A week or so later, to avoid surgery, I was advised to try to kill off my overachieving thyroid (the only part of me, physically or mentality, that had a desire to work harder than it should, I might add) with Radioactive Iodine. I was told I would be considered ‘radioactively contaminated’ for 24 hours and should stay alone for that period of time and for three days afterwards, I should avoid children, pregnant women and flush twice. It did not inspire confidence. Little did I know that inspiring confidence was not their strong suit and soon to hit an all-time low.

I was led into a small room with white walls, doors and floors that was barren save for a small metal stool in the corner. Sitting on the stool, I was given a lead-lined bib the size of a washcloth for me to place over my chest. I was informed that I would be given Radioactive Iodine to drink and it would be colorless and tasteless.

Just like my cooking.

What happened next can only be truly appreciated if you are familiar with The Simpson’s.

The door opened and a man (I assume it was male and of my own species) dressed in white from head to toe, walked in and closed the door slowly behind him. Imagine Homer Simpson in his radioactive work suit or an astronaut: stiff, lead-lined bodysuit with rounded, shoulder-length headgear that covered the entire head like a Star Wars Trooper, sporting a small rectangular viewing window. His/Her/It's white boots looked thick and clunky.
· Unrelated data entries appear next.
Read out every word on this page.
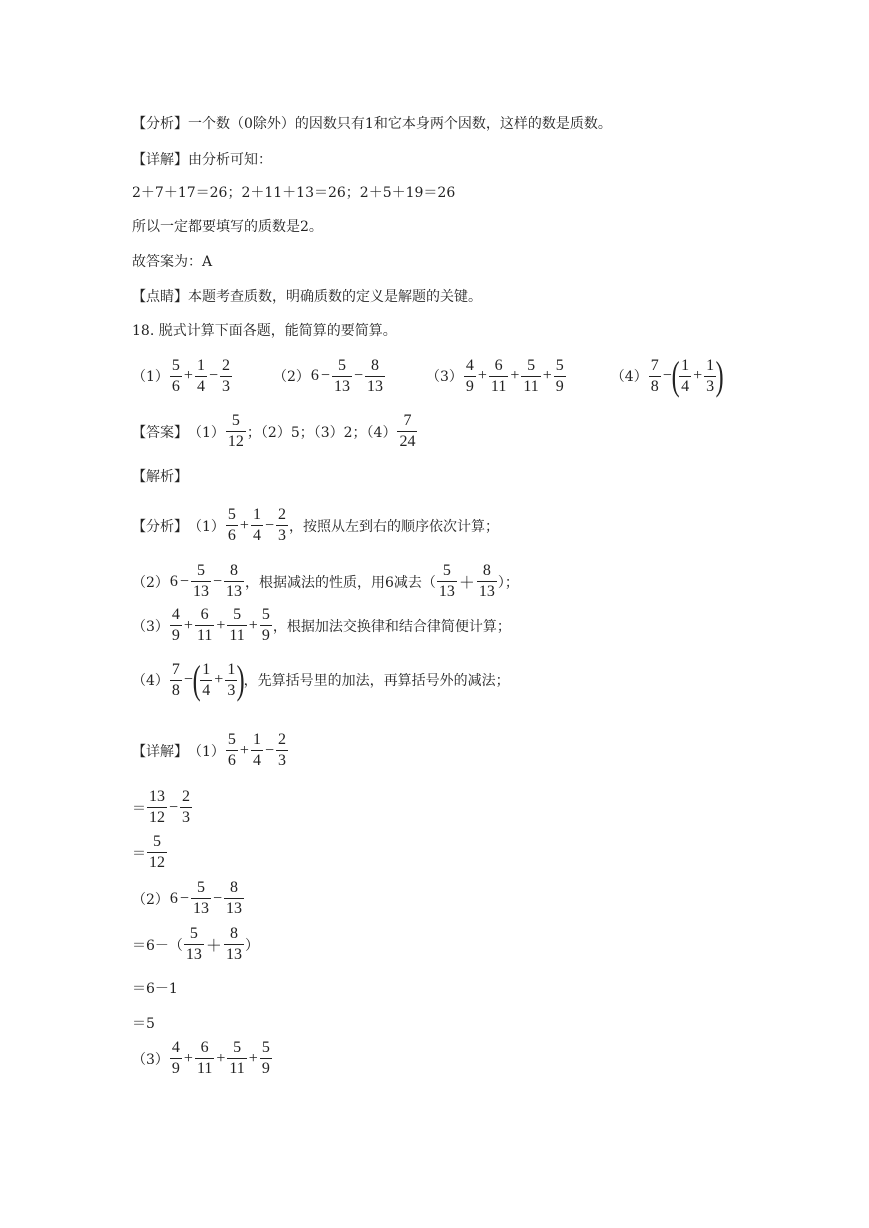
【分析】一个数（0除外）的因数只有1和它本身两个因数，这样的数是质数。
【详解】由分析可知：
2＋7＋17＝26；2＋11＋13＝26；2＋5＋19＝26
所以一定都要填写的质数是2。
故答案为：A
【点睛】本题考查质数，明确质数的定义是解题的关键。
18. 脱式计算下面各题，能简算的要简算。
$(1) \frac{5}{6} + \frac{1}{4} - \frac{2}{3}$	（2） $6 - \frac{5}{13} - \frac{8}{13}$	$(3) \frac{4}{9} + \frac{6}{11} + \frac{5}{11} + \frac{5}{9}$	$(4) \frac{7}{8}$ − ( $\frac{1}{4} + \frac{1}{3}$ )
【答案】 $(1) \frac{5}{12}$ ；（2）5；（3）2；$(4) \frac{7}{24}$
【解析】
【分析】 $(1) \frac{5}{6} + \frac{1}{4} - \frac{2}{3}$ ，按照从左到右的顺序依次计算；
（2） $6 - \frac{5}{13} - \frac{8}{13}$ ，根据减法的性质，用6减去（ $\frac{5}{13} + \frac{8}{13}$ ）；
$(3) \frac{4}{9} + \frac{6}{11} + \frac{5}{11} + \frac{5}{9}$ ，根据加法交换律和结合律简便计算；
$(4) \frac{7}{8}$ − ( $\frac{1}{4} + \frac{1}{3}$ )
，先算括号里的加法，再算括号外的减法；
【详解】 $(1) \frac{5}{6} + \frac{1}{4} - \frac{2}{3}$
＝ $\frac{13}{12} - \frac{2}{3}$
＝ $\frac{5}{12}$
（2） $6 - \frac{5}{13} - \frac{8}{13}$
$=6-( \frac{5}{13} + \frac{8}{13}$ ）
＝6－1
＝5
$(3) \frac{4}{9} + \frac{6}{11} + \frac{5}{11} + \frac{5}{9}$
Walking towards me with his arm straight out, as far away from his body as possible, he wore thick white lead-lined gloves that looked like massive BBQ mitts. At the end of the mitt he was holding long silver prongs that looked like an extended hotdog holder and at they very end of those, was a small glass vial of clear liquid.
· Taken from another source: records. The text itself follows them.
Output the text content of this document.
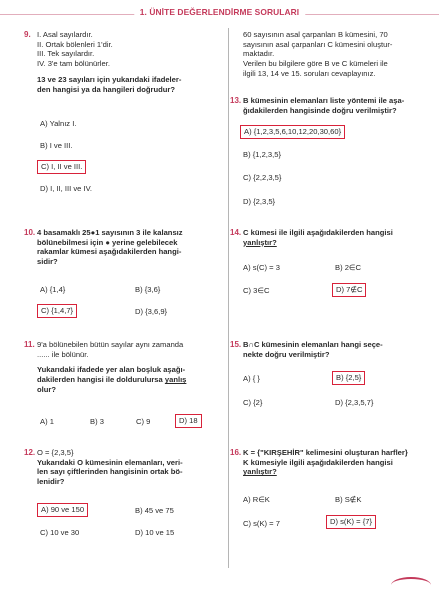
1. ÜNİTE DEĞERLENDİRME SORULARI
9. I. Asal sayılardır.
II. Ortak bölenleri 1'dir.
III. Tek sayılardır.
IV. 3'e tam bölünürler.
13 ve 23 sayıları için yukarıdaki ifadeler-
den hangisi ya da hangileri doğrudur?
A) Yalnız I.
B) I ve III.
C) I, II ve III.
D) I, II, III ve IV.
10. 4 basamaklı 25●1 sayısının 3 ile kalansız
bölünebilmesi için ● yerine gelebilecek
rakamlar kümesi aşağıdakilerden hangi-
sidir?
A) {1,4}	B) {3,6}
C) {1,4,7}	D) {3,6,9}
11. 9'a bölünebilen bütün sayılar aynı zamanda
...... ile bölünür.
Yukarıdaki ifadede yer alan boşluk aşağı-
dakilerden hangisi ile doldurulursa yanlış
olur?
A) 1	B) 3	C) 9	D) 18
12. O = {2,3,5}
Yukarıdaki O kümesinin elemanları, veri-
len sayı çiftlerinden hangisinin ortak bö-
lenidir?
A) 90 ve 150	B) 45 ve 75
C) 10 ve 30	D) 10 ve 15
60 sayısının asal çarpanları B kümesini, 70
sayısının asal çarpanları C kümesini oluştur-
maktadır.
Verilen bu bilgilere göre B ve C kümeleri ile
ilgili 13, 14 ve 15. soruları cevaplayınız.
13. B kümesinin elemanları liste yöntemi ile aşa-
ğıdakilerden hangisinde doğru verilmiştir?
A) {1,2,3,5,6,10,12,20,30,60}
B) {1,2,3,5}
C) {2,2,3,5}
D) {2,3,5}
14. C kümesi ile ilgili aşağıdakilerden hangisi
yanlıştır?
A) s(C) = 3	B) 2∈C
C) 3∈C	D) 7∉C
15. B∩C kümesinin elemanları hangi seçe-
nekte doğru verilmiştir?
A) { }	B) {2,5}
C) {2}	D) {2,3,5,7}
16. K = {"KIRŞEHİR" kelimesini oluşturan harfler}
K kümesiyle ilgili aşağıdakilerden hangisi
yanlıştır?
A) R∈K	B) S∉K
C) s(K) = 7	D) s(K) = {7}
Sitting there in my jeans, open-toe sandals and short sleeved T-shirt I clutched my lead-lined postage stamp over the general area of my heart and started to laugh. You know, that ‘I-am-so-fucked’ giggle that comes out when you know you’re in way over your head..

Denise: (in a nonchalant, joking voice) Should I be worried?

Homer: (in a muffled, robotic tone) Drink this.

Denise: With my bare hand?

Homer: (raises vial a little higher; viewing window fogs up)

Denise: (grabs vial like a shot glass and salutes Homers good health) Bottom’s up!

I admit, being left alone in glorious, uninterrupted silence, blowing dust off of movies not meant for innocent eyes and eating my favorite pizzas (slid under the door) was a treat at first, but I soon missed not being able to kiss my kid’s amazingly smoochable cheeks, and it ruined what should have been a fabulous, glow-in-the-dark holiday.